So this video (https://www.youtube.com/watch?v=WDERBaYL05U) provides an overview of the DUNE (detection of unknown novel events) project that was being talked about on LinkedIn after being shown at the Boston area meetups. It was originally presented at RSA 2024. In summary, the project consists of these mark three versions of the notebooks used for applying machine learning to hunting detection resistant threats. The mark three notebooks have increased performance and additional integrity checks to ensure the scored data is matched precisely to the raw event data.
Jupyer
- Silhouettes is a stand-alone notebook for calculating the optimal value of k, prior to running k-means
- k-means-mark3- is a notebook for running k-means on a dataframe using the silhouette score as an input
- pyod-mark-3 is a notebook for running an ensemble model on a dataframe using pyod.

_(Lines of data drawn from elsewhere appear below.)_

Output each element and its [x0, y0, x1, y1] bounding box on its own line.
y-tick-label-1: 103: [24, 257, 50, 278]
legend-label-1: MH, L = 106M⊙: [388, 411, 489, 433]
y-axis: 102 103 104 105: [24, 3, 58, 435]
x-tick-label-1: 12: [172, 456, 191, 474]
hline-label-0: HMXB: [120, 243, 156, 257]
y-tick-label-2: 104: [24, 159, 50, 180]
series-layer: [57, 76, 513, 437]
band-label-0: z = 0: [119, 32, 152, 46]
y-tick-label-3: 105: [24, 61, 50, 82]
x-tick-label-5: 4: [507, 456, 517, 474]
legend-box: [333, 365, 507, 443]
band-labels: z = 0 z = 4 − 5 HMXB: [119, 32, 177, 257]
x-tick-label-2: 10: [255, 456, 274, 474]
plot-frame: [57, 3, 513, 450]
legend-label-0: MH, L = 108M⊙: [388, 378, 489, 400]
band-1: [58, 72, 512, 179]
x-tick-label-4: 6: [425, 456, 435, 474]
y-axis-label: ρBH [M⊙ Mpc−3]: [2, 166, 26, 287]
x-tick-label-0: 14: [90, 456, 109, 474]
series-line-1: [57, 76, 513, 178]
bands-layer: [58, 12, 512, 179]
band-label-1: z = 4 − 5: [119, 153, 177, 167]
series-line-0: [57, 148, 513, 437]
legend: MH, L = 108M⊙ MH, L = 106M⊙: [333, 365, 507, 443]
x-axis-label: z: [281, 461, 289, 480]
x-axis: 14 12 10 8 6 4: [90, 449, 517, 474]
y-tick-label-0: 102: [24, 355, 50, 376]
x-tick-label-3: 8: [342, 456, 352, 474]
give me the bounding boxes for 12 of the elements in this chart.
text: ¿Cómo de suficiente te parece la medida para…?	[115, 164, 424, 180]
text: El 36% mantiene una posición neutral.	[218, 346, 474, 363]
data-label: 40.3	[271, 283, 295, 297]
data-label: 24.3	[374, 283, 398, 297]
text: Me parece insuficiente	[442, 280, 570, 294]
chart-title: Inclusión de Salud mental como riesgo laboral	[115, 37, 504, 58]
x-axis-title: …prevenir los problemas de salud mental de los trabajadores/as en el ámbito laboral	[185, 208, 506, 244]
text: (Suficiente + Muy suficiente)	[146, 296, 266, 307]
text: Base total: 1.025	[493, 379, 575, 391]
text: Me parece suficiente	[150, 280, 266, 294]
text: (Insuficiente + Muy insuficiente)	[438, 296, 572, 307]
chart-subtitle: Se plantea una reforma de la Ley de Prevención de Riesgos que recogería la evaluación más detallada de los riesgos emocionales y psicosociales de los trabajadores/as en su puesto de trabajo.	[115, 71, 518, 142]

- viewer-mark-3 is a tool for aggregating, sifting and querying the output of the models in a series fo interactive widgets.
Cloudtrail
The dashboards folder contains anomaly detection dashboards for Elastic and Splunk that do not require Jupiter. The Cloudtrail, Flow Logs, and Kubernetes folders contain notebooks for working with those data types. There are some new notebooks in the Cloudtrail folder:
- the two s3-ingestor notebooks contain code to read CloudTrail logs directly from an S3 bucket into a dataframe, including unzipping the files. They assume the notebook is running on a Jupiter instance that can reach the buckets using the s3 client via either an IAM user or an AssumeRole.
- aws-ip-discovery is a notebook that will enumerate IP addressed associated with an account, for cases when the question of wether an IP address is associated with your account or not, in order to ascertain if the source is someone else’s account.